Death for a spy ain’t the terminal experience it seems for us folks with normal size snifters. A shocking episode with an electric bucket, for example, simply has your hero fluttering heavenward to join that great spy ring in the sky. The reincarnated snooper then restarts the game but with a loss of time.

A spy with the suss can find objects to diffuse traps, like scissors, pliers, brollies, etc, and if you fail to out-trap the other spy-guy then you can always resort to violence and beat him up in a beak-to-beak bout of button pressing, punching his lights out and nose in!

The trouble with this spying lark is that you’re never safe: it's not so much the finding of the loot that's important, but hanging on to them long enough to get to the airport. If your adversary jumps you on your way to the plane and wins the ensuing scrap, he nicks all your stuff. Unsporting, but effective!

There are a variety of options, all fiendishly designed to make your career as the anteating answer to James Bond as exciting and short as possible. You can hide the airport location until one spy has got the five essential objects, and vary the number of rounds and rooms.

Solo spies can opt to play the Sega, but watch out - it's one mean spy and has found it's niche in life if it ever decides to give up being a games console!


The innovative split screen format demands a small playing area, and thus small spies and smaller gadgets. As such it's often tricky to see what you've found while rummaging through other people’s drawers (oo-er missus, etc), and to tell just what’s going on.

(Image caption) H and J resort to personal violence to resolve their differences!

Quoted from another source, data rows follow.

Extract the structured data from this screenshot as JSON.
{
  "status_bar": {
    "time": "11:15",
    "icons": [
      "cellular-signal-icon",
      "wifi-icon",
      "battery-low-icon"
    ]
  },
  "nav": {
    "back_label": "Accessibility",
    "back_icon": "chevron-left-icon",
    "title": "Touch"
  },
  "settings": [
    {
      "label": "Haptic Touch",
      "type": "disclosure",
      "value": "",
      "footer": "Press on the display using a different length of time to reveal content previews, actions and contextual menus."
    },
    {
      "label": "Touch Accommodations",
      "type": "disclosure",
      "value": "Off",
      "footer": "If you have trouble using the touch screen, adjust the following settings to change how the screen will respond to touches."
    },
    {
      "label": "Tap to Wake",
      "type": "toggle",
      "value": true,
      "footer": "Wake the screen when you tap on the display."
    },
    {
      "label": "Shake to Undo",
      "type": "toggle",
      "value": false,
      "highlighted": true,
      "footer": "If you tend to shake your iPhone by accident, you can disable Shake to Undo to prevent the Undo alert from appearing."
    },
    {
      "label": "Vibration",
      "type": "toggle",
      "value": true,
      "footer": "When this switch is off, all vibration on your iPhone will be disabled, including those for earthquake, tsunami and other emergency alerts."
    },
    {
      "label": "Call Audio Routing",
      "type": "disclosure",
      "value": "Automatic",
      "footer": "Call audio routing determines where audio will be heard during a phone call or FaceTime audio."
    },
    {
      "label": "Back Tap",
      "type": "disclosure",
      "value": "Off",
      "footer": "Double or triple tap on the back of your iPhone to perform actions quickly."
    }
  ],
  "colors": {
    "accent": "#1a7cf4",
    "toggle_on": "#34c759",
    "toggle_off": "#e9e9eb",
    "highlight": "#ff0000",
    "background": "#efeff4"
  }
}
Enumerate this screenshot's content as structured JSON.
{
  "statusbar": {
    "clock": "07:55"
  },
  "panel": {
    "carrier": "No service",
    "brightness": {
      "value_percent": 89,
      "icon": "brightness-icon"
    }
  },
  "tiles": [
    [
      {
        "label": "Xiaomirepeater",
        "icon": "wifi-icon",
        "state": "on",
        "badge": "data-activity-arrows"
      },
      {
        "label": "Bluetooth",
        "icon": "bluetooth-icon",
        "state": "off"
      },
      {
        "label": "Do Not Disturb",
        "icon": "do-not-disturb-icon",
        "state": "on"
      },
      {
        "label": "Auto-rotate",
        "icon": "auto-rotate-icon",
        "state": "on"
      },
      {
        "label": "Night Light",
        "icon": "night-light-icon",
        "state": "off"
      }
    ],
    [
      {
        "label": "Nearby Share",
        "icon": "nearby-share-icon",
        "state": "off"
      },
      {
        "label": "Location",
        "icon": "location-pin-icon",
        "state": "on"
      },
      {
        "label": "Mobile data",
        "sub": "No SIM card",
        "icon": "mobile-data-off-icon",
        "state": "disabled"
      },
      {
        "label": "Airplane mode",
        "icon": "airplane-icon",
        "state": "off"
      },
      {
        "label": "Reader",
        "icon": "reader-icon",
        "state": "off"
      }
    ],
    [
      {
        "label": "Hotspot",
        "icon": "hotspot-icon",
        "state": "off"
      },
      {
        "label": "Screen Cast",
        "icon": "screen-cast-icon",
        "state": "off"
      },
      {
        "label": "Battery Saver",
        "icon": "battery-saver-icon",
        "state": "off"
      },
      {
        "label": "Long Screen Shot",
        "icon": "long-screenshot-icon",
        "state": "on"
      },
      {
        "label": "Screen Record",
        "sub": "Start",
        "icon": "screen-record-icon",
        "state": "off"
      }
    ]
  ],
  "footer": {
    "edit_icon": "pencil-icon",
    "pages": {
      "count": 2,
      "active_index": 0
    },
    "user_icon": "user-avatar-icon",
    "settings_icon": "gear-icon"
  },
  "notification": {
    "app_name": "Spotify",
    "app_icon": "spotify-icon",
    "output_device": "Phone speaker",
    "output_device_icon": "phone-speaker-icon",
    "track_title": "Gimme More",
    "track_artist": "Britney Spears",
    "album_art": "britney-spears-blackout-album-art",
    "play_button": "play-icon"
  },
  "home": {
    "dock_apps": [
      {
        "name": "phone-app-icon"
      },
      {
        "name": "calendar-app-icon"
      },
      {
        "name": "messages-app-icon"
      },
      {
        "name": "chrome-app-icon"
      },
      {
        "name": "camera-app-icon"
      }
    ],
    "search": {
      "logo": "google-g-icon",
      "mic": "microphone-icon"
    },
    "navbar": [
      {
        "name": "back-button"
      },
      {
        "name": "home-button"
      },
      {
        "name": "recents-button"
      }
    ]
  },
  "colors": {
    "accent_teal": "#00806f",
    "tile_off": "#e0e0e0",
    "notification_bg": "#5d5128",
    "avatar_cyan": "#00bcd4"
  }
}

Spy vs Spy takes some getting used to - the trapulater controls are occasionally fiddly - but it's a classic two-player game, guaranteed to cause rifts between family and friends. Up-against-the-clock gameplay with surprises around each corner makes for panic and paranoia; enough to get the grey cells and sweat glands working overtime!

Playing the Sega is a laugh, but you have to be dead good or you’ll just be plain dead!



▲ It's real neat the way the spy laughs and walks!

▼ Interior decor is on the gaudy side with some 'orrible colour schemes

▼ Small playing area means titchy spies and a strain on the eyes


▲ Nice crunching kick sound and rat-a-tat machine gun effect

▼ Boppy jingles all the way, but little variety and not much to get your ears round

▼ Coarse spot effects rely on shrill whistles and beeps


▲ So many traps, so many rooms -this is deviousville central!

▲ Maze layouts for the later rounds get very, very big!

▲ Plenty of game-altering options for some variety


▲ The chance to electrocute a friend in a two-player game is priceless

▲ Split screen fun makes for simultaneous panic

▼ Rather tiresome for the solo spy: play the Sega and lose - repeatedly

▼ Once sussed, the action heads toward monotonous fairly quickly


Unusual gameplay which is reasonably good fun for two head-hunting enemies, but not terribly entertaining for the solo spy.